Introducing darker toned manikins across our maternity services
Since its implementation, the NHS has set out to provide universal healthcare for all. As a Trust, this is something we feel passionately about, and our Equality, Diversity and Inclusion team, alongside our race equality networks, have identified a series of projects that will have immediate benefits to all patients – the latest of which is a roll out of manikins of different skin tones across our maternity services.
Over sixty percent of our staff hail from Black, Asian or minority ethnic backgrounds and we support over a million people in North West London each year from ethnic backgrounds. Despite these figures, we know that patient care is not always equitable and that ethnic minority patients experience poorer healthcare outcomes compared to the general population. An example is the risk of maternal death being five times greater for Black women and two times greater for Asian women compared with the risk for White women in England.

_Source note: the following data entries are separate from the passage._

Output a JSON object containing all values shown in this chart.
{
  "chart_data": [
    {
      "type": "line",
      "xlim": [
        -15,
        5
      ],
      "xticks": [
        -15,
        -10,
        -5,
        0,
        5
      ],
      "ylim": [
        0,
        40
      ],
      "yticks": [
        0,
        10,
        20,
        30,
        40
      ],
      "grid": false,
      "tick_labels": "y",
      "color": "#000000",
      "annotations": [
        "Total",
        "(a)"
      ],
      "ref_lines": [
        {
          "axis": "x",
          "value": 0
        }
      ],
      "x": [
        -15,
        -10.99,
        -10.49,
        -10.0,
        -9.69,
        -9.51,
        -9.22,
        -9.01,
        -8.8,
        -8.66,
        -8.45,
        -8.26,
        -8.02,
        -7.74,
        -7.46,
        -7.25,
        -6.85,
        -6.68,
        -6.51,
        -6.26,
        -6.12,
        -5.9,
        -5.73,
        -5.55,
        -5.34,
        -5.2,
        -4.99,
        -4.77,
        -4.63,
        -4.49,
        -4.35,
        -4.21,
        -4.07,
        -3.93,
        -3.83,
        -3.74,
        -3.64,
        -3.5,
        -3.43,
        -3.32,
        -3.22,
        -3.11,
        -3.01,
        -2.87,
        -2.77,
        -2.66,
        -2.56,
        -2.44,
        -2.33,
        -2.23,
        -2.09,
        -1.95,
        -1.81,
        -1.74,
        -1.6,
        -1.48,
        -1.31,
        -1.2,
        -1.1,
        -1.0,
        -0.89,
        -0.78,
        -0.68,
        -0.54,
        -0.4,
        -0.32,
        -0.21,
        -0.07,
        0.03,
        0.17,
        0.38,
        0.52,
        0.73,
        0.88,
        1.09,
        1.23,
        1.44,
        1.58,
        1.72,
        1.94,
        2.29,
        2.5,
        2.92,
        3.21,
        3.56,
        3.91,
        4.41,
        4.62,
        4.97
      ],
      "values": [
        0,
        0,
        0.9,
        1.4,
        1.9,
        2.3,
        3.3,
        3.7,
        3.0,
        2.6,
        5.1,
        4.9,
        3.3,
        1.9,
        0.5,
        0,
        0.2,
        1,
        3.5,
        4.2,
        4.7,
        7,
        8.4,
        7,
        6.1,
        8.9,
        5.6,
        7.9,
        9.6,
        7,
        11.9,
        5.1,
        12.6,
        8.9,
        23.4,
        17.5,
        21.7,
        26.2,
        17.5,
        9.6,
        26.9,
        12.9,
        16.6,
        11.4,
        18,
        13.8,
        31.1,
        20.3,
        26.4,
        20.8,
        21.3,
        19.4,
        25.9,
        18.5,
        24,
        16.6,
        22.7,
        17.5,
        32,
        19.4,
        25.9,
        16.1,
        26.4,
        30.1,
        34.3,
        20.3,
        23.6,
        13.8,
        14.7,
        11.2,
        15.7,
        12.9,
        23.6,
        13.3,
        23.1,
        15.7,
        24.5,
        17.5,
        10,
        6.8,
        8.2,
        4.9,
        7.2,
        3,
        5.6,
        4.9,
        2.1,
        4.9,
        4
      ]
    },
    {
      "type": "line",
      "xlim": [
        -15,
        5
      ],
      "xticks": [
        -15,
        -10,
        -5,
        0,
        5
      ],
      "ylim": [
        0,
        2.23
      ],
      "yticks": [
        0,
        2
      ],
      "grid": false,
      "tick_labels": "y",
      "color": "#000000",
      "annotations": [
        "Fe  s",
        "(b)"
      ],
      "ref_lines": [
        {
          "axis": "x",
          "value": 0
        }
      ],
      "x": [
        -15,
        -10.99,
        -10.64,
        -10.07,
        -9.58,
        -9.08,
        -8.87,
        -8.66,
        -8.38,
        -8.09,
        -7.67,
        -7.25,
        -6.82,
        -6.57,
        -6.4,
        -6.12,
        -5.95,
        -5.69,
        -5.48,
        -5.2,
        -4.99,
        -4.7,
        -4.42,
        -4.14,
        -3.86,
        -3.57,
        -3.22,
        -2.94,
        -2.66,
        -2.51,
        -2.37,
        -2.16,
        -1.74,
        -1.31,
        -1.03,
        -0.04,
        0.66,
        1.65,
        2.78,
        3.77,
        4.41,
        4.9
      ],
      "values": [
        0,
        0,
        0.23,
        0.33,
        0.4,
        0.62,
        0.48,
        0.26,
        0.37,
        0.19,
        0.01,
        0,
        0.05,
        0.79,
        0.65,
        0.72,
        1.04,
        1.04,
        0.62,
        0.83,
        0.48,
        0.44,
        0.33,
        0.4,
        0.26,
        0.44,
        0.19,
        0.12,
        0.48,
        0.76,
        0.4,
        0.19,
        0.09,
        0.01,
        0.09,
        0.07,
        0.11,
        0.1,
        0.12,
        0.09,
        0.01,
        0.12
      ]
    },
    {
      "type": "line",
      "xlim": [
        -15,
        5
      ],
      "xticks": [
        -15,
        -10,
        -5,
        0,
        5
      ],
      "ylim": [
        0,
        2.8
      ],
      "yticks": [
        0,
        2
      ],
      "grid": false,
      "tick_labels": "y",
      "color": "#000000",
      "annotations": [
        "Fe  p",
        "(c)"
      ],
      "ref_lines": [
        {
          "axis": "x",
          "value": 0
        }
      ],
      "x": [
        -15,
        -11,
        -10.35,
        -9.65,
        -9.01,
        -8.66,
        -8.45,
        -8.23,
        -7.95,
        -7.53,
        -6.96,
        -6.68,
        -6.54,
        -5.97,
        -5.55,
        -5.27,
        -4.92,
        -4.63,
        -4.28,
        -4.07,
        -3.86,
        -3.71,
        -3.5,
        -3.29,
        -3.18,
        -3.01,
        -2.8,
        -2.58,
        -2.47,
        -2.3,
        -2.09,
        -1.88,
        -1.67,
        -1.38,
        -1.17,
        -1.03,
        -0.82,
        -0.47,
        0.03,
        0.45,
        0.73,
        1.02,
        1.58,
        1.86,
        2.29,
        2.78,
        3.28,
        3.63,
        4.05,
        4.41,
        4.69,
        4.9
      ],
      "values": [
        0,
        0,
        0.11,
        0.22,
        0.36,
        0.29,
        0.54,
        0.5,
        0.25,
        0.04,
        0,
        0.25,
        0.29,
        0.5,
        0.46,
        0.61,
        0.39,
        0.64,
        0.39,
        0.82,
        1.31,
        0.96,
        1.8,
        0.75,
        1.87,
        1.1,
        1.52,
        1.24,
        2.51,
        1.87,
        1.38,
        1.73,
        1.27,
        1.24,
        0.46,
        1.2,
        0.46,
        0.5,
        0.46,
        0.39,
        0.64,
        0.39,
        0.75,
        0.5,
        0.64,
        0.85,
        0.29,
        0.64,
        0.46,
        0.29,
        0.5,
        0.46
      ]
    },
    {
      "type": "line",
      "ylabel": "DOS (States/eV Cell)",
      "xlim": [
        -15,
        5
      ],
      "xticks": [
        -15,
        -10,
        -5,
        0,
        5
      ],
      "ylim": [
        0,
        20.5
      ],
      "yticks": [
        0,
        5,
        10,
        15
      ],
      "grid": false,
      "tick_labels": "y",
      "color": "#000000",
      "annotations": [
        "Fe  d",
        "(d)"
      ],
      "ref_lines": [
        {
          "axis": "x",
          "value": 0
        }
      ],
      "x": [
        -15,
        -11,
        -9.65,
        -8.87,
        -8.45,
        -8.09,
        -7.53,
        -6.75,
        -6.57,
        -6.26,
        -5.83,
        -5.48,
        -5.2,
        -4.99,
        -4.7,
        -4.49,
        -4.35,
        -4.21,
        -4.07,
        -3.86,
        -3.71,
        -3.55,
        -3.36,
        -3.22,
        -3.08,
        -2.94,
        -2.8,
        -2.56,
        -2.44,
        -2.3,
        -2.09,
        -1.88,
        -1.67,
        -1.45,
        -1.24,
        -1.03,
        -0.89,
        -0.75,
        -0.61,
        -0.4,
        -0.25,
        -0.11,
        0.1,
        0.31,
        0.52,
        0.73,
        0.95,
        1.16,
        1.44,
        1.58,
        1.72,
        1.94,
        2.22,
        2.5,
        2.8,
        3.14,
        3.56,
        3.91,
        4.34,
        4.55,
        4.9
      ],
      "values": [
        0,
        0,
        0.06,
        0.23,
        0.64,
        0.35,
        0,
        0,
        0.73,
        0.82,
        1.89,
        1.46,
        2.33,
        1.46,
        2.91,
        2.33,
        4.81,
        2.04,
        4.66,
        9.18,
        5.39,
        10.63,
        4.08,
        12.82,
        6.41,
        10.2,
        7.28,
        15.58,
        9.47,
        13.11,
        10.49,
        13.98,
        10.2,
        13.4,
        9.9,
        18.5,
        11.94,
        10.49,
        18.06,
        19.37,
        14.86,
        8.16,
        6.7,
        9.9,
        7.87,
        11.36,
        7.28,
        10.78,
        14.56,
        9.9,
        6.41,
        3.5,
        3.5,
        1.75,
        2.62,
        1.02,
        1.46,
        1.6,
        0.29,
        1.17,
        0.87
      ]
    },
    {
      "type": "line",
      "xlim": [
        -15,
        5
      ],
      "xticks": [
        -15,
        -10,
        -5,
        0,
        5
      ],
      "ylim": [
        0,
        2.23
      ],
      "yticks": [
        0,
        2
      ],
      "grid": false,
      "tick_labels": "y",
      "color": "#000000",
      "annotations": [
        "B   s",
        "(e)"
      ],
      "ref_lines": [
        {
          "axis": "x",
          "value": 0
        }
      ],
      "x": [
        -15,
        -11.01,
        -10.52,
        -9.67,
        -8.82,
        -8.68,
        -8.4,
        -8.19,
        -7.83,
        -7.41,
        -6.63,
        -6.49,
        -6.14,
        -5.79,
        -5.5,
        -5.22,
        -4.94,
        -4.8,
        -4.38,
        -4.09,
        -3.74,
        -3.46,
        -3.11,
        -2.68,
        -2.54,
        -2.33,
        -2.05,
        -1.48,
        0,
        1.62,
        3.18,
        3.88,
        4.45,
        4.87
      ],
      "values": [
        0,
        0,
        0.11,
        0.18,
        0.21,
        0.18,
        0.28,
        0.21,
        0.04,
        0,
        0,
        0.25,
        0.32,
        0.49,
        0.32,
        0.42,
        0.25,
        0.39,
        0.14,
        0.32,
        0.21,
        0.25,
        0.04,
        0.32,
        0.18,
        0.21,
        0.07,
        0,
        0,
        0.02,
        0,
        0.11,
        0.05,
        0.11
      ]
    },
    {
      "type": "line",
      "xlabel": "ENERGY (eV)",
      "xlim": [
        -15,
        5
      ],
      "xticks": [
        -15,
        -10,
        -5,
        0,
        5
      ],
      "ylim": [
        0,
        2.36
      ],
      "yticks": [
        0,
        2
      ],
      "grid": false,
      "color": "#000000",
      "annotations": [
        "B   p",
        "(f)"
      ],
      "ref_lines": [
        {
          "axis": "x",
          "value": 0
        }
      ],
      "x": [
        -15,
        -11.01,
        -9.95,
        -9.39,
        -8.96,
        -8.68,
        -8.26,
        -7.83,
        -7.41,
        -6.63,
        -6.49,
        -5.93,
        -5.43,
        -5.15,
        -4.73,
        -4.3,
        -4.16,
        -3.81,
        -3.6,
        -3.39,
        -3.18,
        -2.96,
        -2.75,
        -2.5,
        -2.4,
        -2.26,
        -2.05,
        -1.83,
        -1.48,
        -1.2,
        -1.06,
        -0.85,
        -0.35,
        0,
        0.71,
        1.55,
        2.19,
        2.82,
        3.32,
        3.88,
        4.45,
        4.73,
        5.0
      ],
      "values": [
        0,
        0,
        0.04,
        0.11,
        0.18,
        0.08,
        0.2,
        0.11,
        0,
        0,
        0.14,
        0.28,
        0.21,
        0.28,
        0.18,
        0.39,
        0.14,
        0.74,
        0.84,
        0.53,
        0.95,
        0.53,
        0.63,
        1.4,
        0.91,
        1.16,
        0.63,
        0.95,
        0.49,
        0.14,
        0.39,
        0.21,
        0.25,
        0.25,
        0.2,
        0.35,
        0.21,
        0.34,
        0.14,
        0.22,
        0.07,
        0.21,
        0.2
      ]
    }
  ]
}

As part of our Trust plan to change this narrative, in collaboration with Imperial Health Charity, we are introducing a range of different skin tone manikins and simulators across our maternity sites at St Mary’s and Queen Charlotte's & Chelsea hospitals. By making these manikins and simulators available and visible across the Trust, we hope to improve teaching, and better equip staff to identify signs of health issues and deterioration in Black and Asian patients sooner, improving health outcomes. We also hope to improve patient experience and wellbeing by ensuring our patients from ethnic backgrounds feel acknowledged and their needs catered for.
Staff across our maternity services have received three new training tools for maternity education: a birth simulator, episiotomy simulator, and a cannulation simulator. Combined, these simulators will ensure our clinicians provide care that is inclusive of all backgrounds, while gaining further training and confidence in skills on models that are representative of all the communities we serve.
Olayinka Iwu, head of Equality Diversity and Inclusion, said, “I would like to say a special thank you to Imperial Health Charity. It was great to work with networks and the Charity to bring the manikins project to life; we hope this will have a positive effect on outcomes for our patients and support the learning experience of our staff who will be using these tools.”
Wendy O’Brien, midwifery education lead midwife and clinical placement facilitator, said, “It’s really great to have these birthing simulators and teaching aids to educate staff and so important that they represent diversity and inclusivity in our training.”